Obs'COP 24, quels enseignements tirer de cette enquête internationale sur le climat ?
Le changement climatique figure toujours parmi les priorités des populations, derrière le pouvoir d’achat. Mais le sentiment d’inquiétude recule, malgré la multiplication des catastrophes climatiques.
Parce qu’ils ont le sentiment d’en faire déjà beaucoup, les citoyens semblent de moins en moins disposés à modifier leur mode de vie. Les politiques climatiques suscitent par ailleurs une certaine crispation, voire un rejet pour celles qui sont financièrement contraignantes.

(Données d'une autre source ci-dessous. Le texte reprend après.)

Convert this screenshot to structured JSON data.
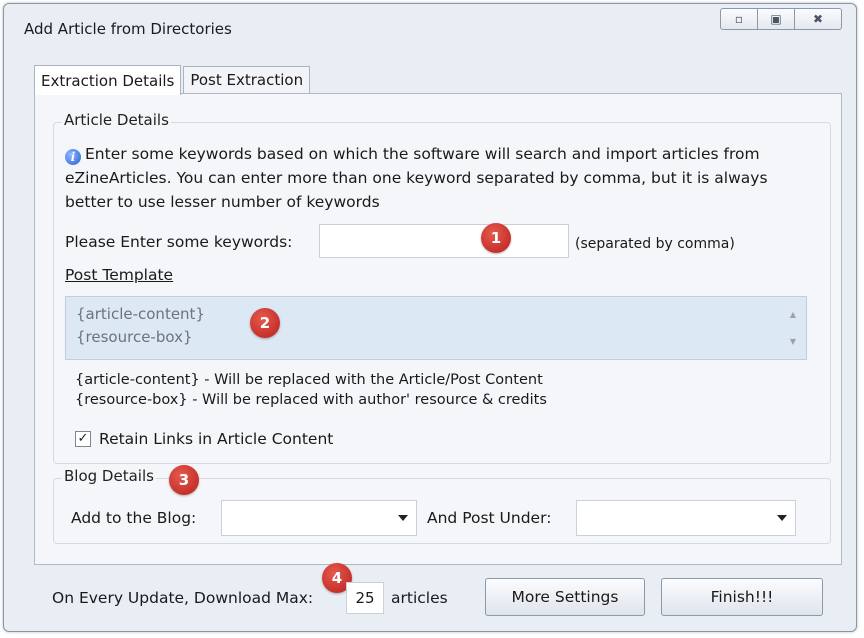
{
  "window": {
    "title": "Add Article from Directories",
    "buttons": {
      "minimize_icon": "minimize-icon",
      "maximize_icon": "maximize-icon",
      "close_icon": "close-icon"
    }
  },
  "tabs": [
    {
      "label": "Extraction Details",
      "active": true
    },
    {
      "label": "Post Extraction",
      "active": false
    }
  ],
  "article_details": {
    "group_title": "Article Details",
    "info_text": "Enter some keywords based on which the software will search and import articles from eZineArticles. You can enter more than one keyword separated by comma, but it is always better to use lesser number of keywords",
    "keywords_label": "Please Enter some keywords:",
    "keywords_value": "",
    "keywords_hint": "(separated by comma)",
    "post_template_label": "Post Template",
    "template_line1": "{article-content}",
    "template_line2": "{resource-box}",
    "note_line1": "{article-content} - Will be replaced with the Article/Post Content",
    "note_line2": "{resource-box} - Will be replaced with author' resource & credits",
    "retain_links_label": "Retain Links in Article Content",
    "retain_links_checked": true
  },
  "blog_details": {
    "group_title": "Blog Details",
    "add_to_blog_label": "Add to the Blog:",
    "add_to_blog_value": "",
    "post_under_label": "And Post Under:",
    "post_under_value": ""
  },
  "footer": {
    "download_label": "On Every Update, Download Max:",
    "max_value": "25",
    "articles_label": "articles",
    "more_settings_label": "More Settings",
    "finish_label": "Finish!!!"
  },
  "badges": [
    "1",
    "2",
    "3",
    "4"
  ],
  "colors": {
    "badge": "#c4302b",
    "template_bg": "#dde8f5",
    "window_bg": "#e9eef5"
  }
}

En tant qu’acteur majeur du secteur énergétique au niveau mondial et engagé pour la neutralité carbone d’ici 2050, EDF présente les résultats de la 6ème édition de l’Observatoire international Climat et Opinions Publiques. Une étude d’opinion d’ampleur inédite menée par Ipsos dans 30 pays sur les cinq continents, comptant les deux tiers de la population mondiale et parmi lesquels figurent les plus importants émetteurs de CO₂. EDF réalise ainsi chaque année un état des lieux international des opinions, connaissances, attentes et niveaux d’engagement face au changement climatique pour nourrir la réflexion et participer à la recherche constructive de solutions pour l’avenir.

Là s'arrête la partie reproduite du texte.